Finally, this covenant was confirmed by God when Abraham obeyed His command without any hesitation to sacrifice his beloved son Isaac on the altar (22:15–18). Because of Abraham’s magnificent faith and obedience, the promise to make him the instrument of covenant blessing was repeated and reinforced. Any lingering doubts Abraham may have had about the constancy of God surely dissipated in the face of such a display of divine intention.
When God sealed His covenant, He swore by His own name: “Because He could swear by no one greater, He swore by Himself” (Heb. 6:13). God’s promise here, confirmed by His oath, includes the blessing of the Gentile nations through Christ (see Gal. 3:16). Also, Abraham’s seed would possess the gate of his enemies (v. 17c). This means that his descendants would “occupy the place of authority over those who would oppose them. The capture of the city gate meant the fall of the city itself.”
At times the term ‘seed’ refers to a large number of descendants (as in 13:16); at other times it refers to one unique descendant, the Coming One – Jesus Christ. This may have multiple implications: the seed was Isaac; and by extension the Jewish nation; and the Seed was also Jesus Christ. God chose to reveal His purpose in the form of a promise, a promise that was both personal and immensely global: to bless all the families of the earth through Abraham.
We should understand that there was a progressive fulfillment of the promise that God made to Abraham. First, it was partially fulfilled during the days of Abraham, and throughout the period of the Old Testament. Second, it was fully portrayed in the life of Jesus. Finally, this promise will be perfectly fulfilled at the end of the age. It is now even being fulfilled as Christ builds His church upon this earth.
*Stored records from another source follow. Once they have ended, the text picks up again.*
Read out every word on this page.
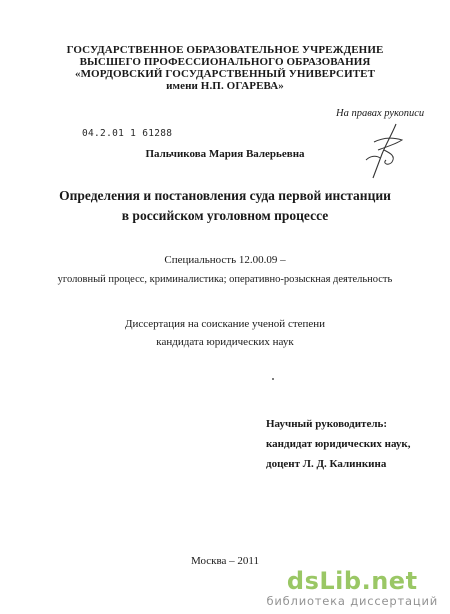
ГОСУДАРСТВЕННОЕ ОБРАЗОВАТЕЛЬНОЕ УЧРЕЖДЕНИЕ
ВЫСШЕГО ПРОФЕССИОНАЛЬНОГО ОБРАЗОВАНИЯ
«МОРДОВСКИЙ ГОСУДАРСТВЕННЫЙ УНИВЕРСИТЕТ
имени Н.П. ОГАРЕВА»
На правах рукописи
04.2.01 1 61288
Пальчикова Мария Валерьевна
Определения и постановления суда первой инстанции
в российском уголовном процессе
Специальность 12.00.09 –
уголовный процесс, криминалистика; оперативно-розыскная деятельность
Диссертация на соискание ученой степени
кандидата юридических наук
Научный руководитель:
кандидат юридических наук,
доцент Л. Д. Калинкина
Москва – 2011
dsLib.net
библиотека диссертаций
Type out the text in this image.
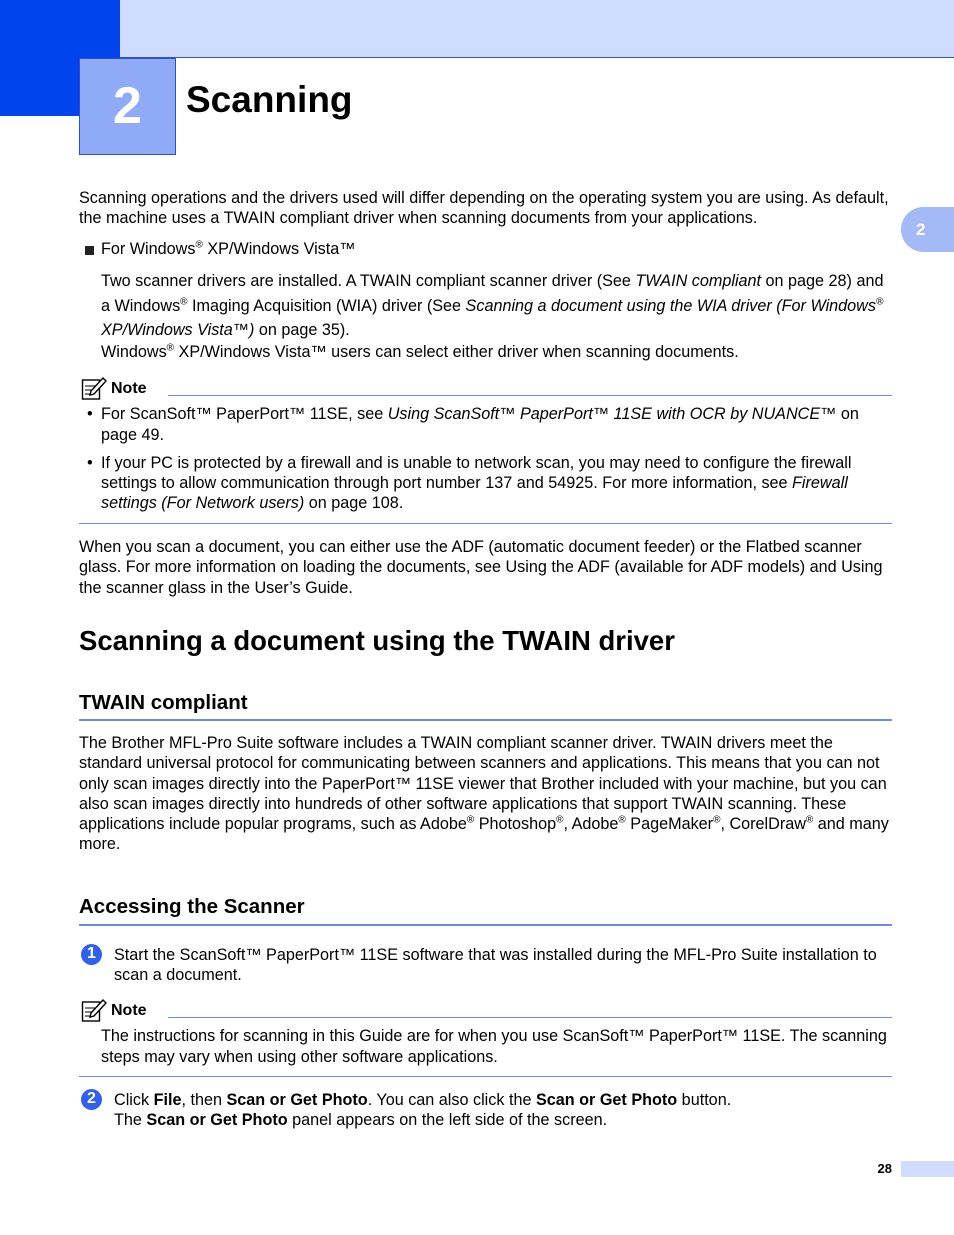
2 Scanning
2
Scanning operations and the drivers used will differ depending on the operating system you are using. As default, the machine uses a TWAIN compliant driver when scanning documents from your applications.
For Windows® XP/Windows Vista™
Two scanner drivers are installed. A TWAIN compliant scanner driver (See TWAIN compliant on page 28) and a Windows® Imaging Acquisition (WIA) driver (See Scanning a document using the WIA driver (For Windows® XP/Windows Vista™) on page 35).
Windows® XP/Windows Vista™ users can select either driver when scanning documents.
Note
• For ScanSoft™ PaperPort™ 11SE, see Using ScanSoft™ PaperPort™ 11SE with OCR by NUANCE™ on page 49.
• If your PC is protected by a firewall and is unable to network scan, you may need to configure the firewall settings to allow communication through port number 137 and 54925. For more information, see Firewall settings (For Network users) on page 108.
When you scan a document, you can either use the ADF (automatic document feeder) or the Flatbed scanner glass. For more information on loading the documents, see Using the ADF (available for ADF models) and Using the scanner glass in the User’s Guide.
Scanning a document using the TWAIN driver
TWAIN compliant
The Brother MFL-Pro Suite software includes a TWAIN compliant scanner driver. TWAIN drivers meet the standard universal protocol for communicating between scanners and applications. This means that you can not only scan images directly into the PaperPort™ 11SE viewer that Brother included with your machine, but you can also scan images directly into hundreds of other software applications that support TWAIN scanning. These applications include popular programs, such as Adobe® Photoshop®, Adobe® PageMaker®, CorelDraw® and many more.
Accessing the Scanner
1 Start the ScanSoft™ PaperPort™ 11SE software that was installed during the MFL-Pro Suite installation to scan a document.
Note
The instructions for scanning in this Guide are for when you use ScanSoft™ PaperPort™ 11SE. The scanning steps may vary when using other software applications.
2 Click File, then Scan or Get Photo. You can also click the Scan or Get Photo button.
The Scan or Get Photo panel appears on the left side of the screen.
28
Thus, God’s promise to bless “all the nations of the earth” through Abraham is a promise that is still being fulfilled today! Throughout the world, people are finding the blessing of salvation from sin and a new life in Christ, the ‘seed’ of Abraham through whom God’s blessing has come. When we understand the implications of the Abrahamic blessing, we will celebrate this good news and urge everyone to “be glad and sing for joy!” Today, let us sing and celebrate the joy of God’s blessing that has been poured upon us only through the obedience of Abraham many years ago.